Avoiding object slicing

问题

So I am refreshing on C++, and honestly it's been awhile. I made a console pong game as a sort of refresher task and got some input on using polymorphism for my classes to derive from a base "GameObject" (that has some base methods for drawing objects to the screen).

One of the pieces of input was (and I had subsequently asked about) was how memory worked when deriving from base classes. Since I hadn't really done much advanced C++.

For instance lets say we have a base class, for now it just has a "draw" method (Btw why do we need to say virtual for it?), since all other derived objects really only share one common method, and that's being drawn:

class GameObject
{
public:

    virtual void Draw( ) = 0;
};

we also have a ball class for instance:

class Ball : public GameObject

The input I received is that in a proper game these would probably be kept in some sort of vector of GameObject pointers. Something like this: std::vector<GameObject*> _gameObjects;

(So a vector of pointers to GameObjects) (BTW Why would we use pointers here? why not just pure GameObjects?). We would instantiate one of these gameObjects with something like:

_gameObjects.push_back( new Ball( -1, 1, boardWidth / 2, boardHeight / 2 ); );

(new returns a pointer to the object correct? IIRC). From my understanding if I tried to do something like:

Ball b;
GameObject g = b;

That things would get messed up (as seen here: What is object slicing?)

However...am I not simply creating Derived objects on their own when I do the new Ball( -1, 1, boardWidth / 2, boardHeight / 2 ); or is that automatically assigning it as a GameObject too? I can't really figure out why one works and one doesn't. Does it have to do with creating an object via new vs just Ball ball for example?

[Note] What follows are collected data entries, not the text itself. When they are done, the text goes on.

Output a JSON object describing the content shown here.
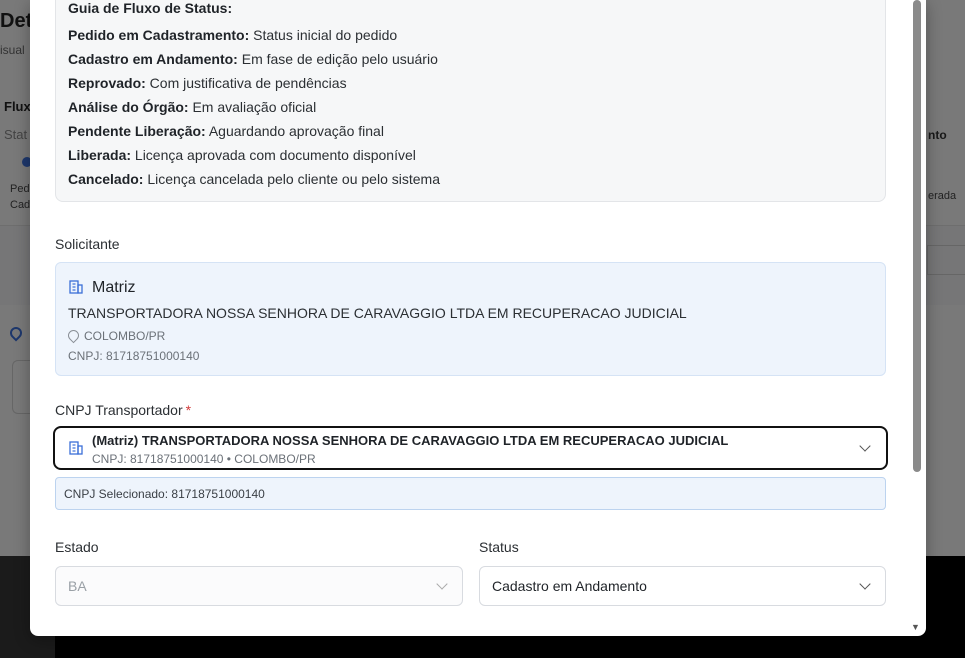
{
  "background": {
    "title": "Deta",
    "subtitle": "isual",
    "fluxo": "Flux",
    "status": "Stat",
    "step_label_1": "Ped",
    "step_label_2": "Cada",
    "right_label": "nto",
    "right_step": "erada"
  },
  "guide": {
    "title": "Guia de Fluxo de Status:",
    "items": [
      {
        "name": "Pedido em Cadastramento:",
        "desc": " Status inicial do pedido"
      },
      {
        "name": "Cadastro em Andamento:",
        "desc": " Em fase de edição pelo usuário"
      },
      {
        "name": "Reprovado:",
        "desc": " Com justificativa de pendências"
      },
      {
        "name": "Análise do Órgão:",
        "desc": " Em avaliação oficial"
      },
      {
        "name": "Pendente Liberação:",
        "desc": " Aguardando aprovação final"
      },
      {
        "name": "Liberada:",
        "desc": " Licença aprovada com documento disponível"
      },
      {
        "name": "Cancelado:",
        "desc": " Licença cancelada pelo cliente ou pelo sistema"
      }
    ]
  },
  "solicitante": {
    "label": "Solicitante",
    "type": "Matriz",
    "company": "TRANSPORTADORA NOSSA SENHORA DE CARAVAGGIO LTDA EM RECUPERACAO JUDICIAL",
    "location": "COLOMBO/PR",
    "cnpj": "CNPJ: 81718751000140"
  },
  "transportador": {
    "label": "CNPJ Transportador",
    "required_mark": "*",
    "selected_title": "(Matriz) TRANSPORTADORA NOSSA SENHORA DE CARAVAGGIO LTDA EM RECUPERACAO JUDICIAL",
    "selected_sub": "CNPJ: 81718751000140  •  COLOMBO/PR",
    "selected_info": "CNPJ Selecionado: 81718751000140"
  },
  "estado": {
    "label": "Estado",
    "value": "BA"
  },
  "status": {
    "label": "Status",
    "value": "Cadastro em Andamento"
  },
  "icons": [
    "building-icon",
    "location-pin-icon",
    "chevron-down-icon"
  ],
  "colors": {
    "accent": "#3b6fd8",
    "info_bg": "#eef4fc",
    "required": "#d23b3b"
  }
}
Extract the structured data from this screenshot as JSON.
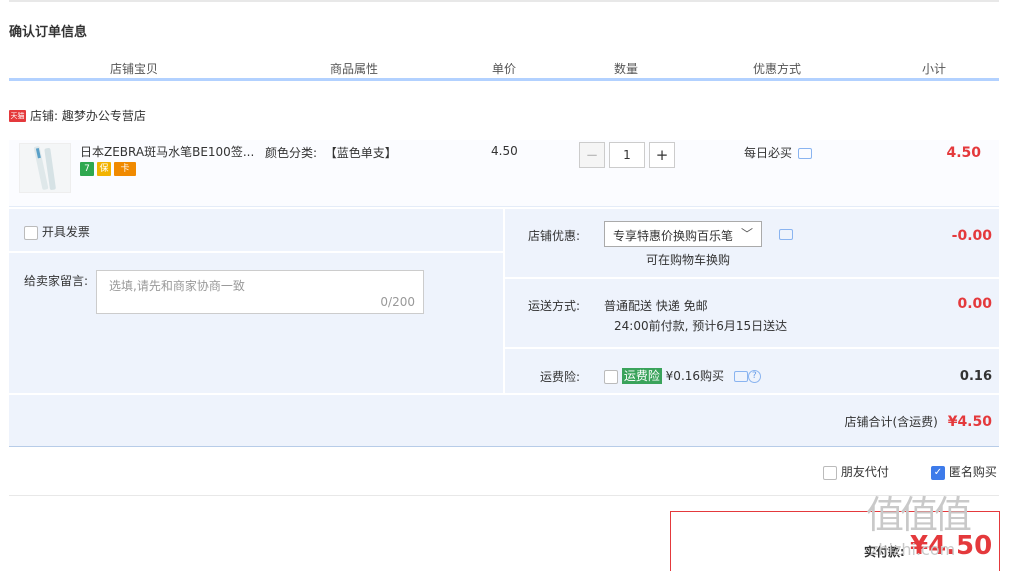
{
  "page": {
    "title": "确认订单信息"
  },
  "columns": [
    "店铺宝贝",
    "商品属性",
    "单价",
    "数量",
    "优惠方式",
    "小计"
  ],
  "shop": {
    "tag": "天猫",
    "label": "店铺: 趣梦办公专营店"
  },
  "item": {
    "name": "日本ZEBRA斑马水笔BE100签...",
    "attr_label": "颜色分类:",
    "attr_value": "【蓝色单支】",
    "price": "4.50",
    "quantity": "1",
    "promo": "每日必买",
    "subtotal": "4.50",
    "badges": [
      "7",
      "保",
      "卡"
    ]
  },
  "invoice": {
    "label": "开具发票"
  },
  "memo": {
    "label": "给卖家留言:",
    "placeholder": "选填,请先和商家协商一致",
    "count": "0/200"
  },
  "shop_discount": {
    "label": "店铺优惠:",
    "selected": "专享特惠价换购百乐笔",
    "note": "可在购物车换购",
    "amount": "-0.00"
  },
  "shipping": {
    "label": "运送方式:",
    "line1": "普通配送 快递 免邮",
    "line2": "24:00前付款, 预计6月15日送达",
    "amount": "0.00"
  },
  "insurance": {
    "label": "运费险:",
    "badge": "运费险",
    "text": "¥0.16购买",
    "amount": "0.16"
  },
  "total": {
    "label": "店铺合计(含运费)",
    "amount": "¥4.50"
  },
  "options": {
    "friend_pay": "朋友代付",
    "anonymous": "匿名购买"
  },
  "pay": {
    "label": "实付款:",
    "amount": "¥4.50"
  },
  "watermark": {
    "logo": "值值值",
    "url": "zhizhi.com"
  }
}
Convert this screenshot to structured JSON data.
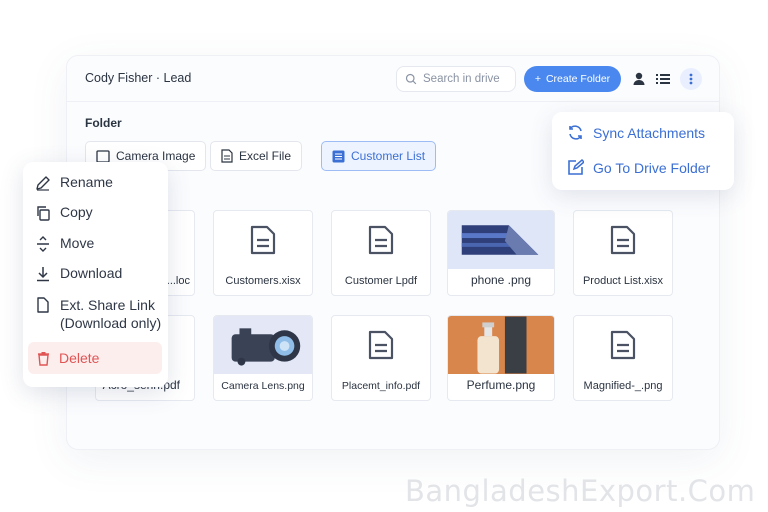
{
  "header": {
    "user_title": "Cody Fisher · Lead",
    "search_placeholder": "Search in drive",
    "create_folder_label": "Create Folder"
  },
  "folder_label": "Folder",
  "chips": [
    {
      "label": "Camera Image",
      "icon": "image-icon"
    },
    {
      "label": "Excel File",
      "icon": "document-icon"
    },
    {
      "label": "Customer List",
      "icon": "table-icon",
      "active": true
    }
  ],
  "files_row1": [
    {
      "name": "...loc",
      "icon": "document-icon"
    },
    {
      "name": "Customers.xisx",
      "icon": "document-icon"
    },
    {
      "name": "Customer Lpdf",
      "icon": "document-icon"
    },
    {
      "name": "phone .png",
      "icon": "phone-image"
    },
    {
      "name": "Product List.xisx",
      "icon": "document-icon"
    }
  ],
  "files_row2": [
    {
      "name": "Acro_senn.pdf",
      "icon": "document-icon"
    },
    {
      "name": "Camera Lens.png",
      "icon": "camera-image"
    },
    {
      "name": "Placemt_info.pdf",
      "icon": "document-icon"
    },
    {
      "name": "Perfume.png",
      "icon": "perfume-image"
    },
    {
      "name": "Magnified-_.png",
      "icon": "document-icon"
    }
  ],
  "context_menu": {
    "rename": "Rename",
    "copy": "Copy",
    "move": "Move",
    "download": "Download",
    "share_line1": "Ext. Share Link",
    "share_line2": "(Download only)",
    "delete": "Delete"
  },
  "right_menu": {
    "sync": "Sync Attachments",
    "goto": "Go To Drive Folder"
  },
  "watermark": "BangladeshExport.Com",
  "colors": {
    "accent": "#4a88f0",
    "danger": "#e05454",
    "link": "#3b6fd4"
  }
}
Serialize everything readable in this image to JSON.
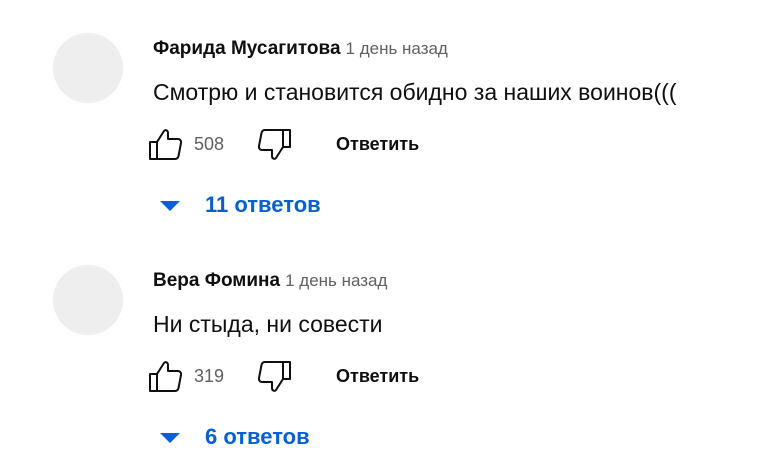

Sorry if the question makes no sense, im just trying to understand how this object slicing would happen.

回答1:

The fundamental issue is copying an object (which is not an issue in languages where classes are "reference types", but in C++ the default is to pass things by value, i.e. making a copy). "Slicing" means copying the value of a bigger object (of type B, which derives from A) into a smaller object (of type A). Because A is smaller, only a partial copy is made.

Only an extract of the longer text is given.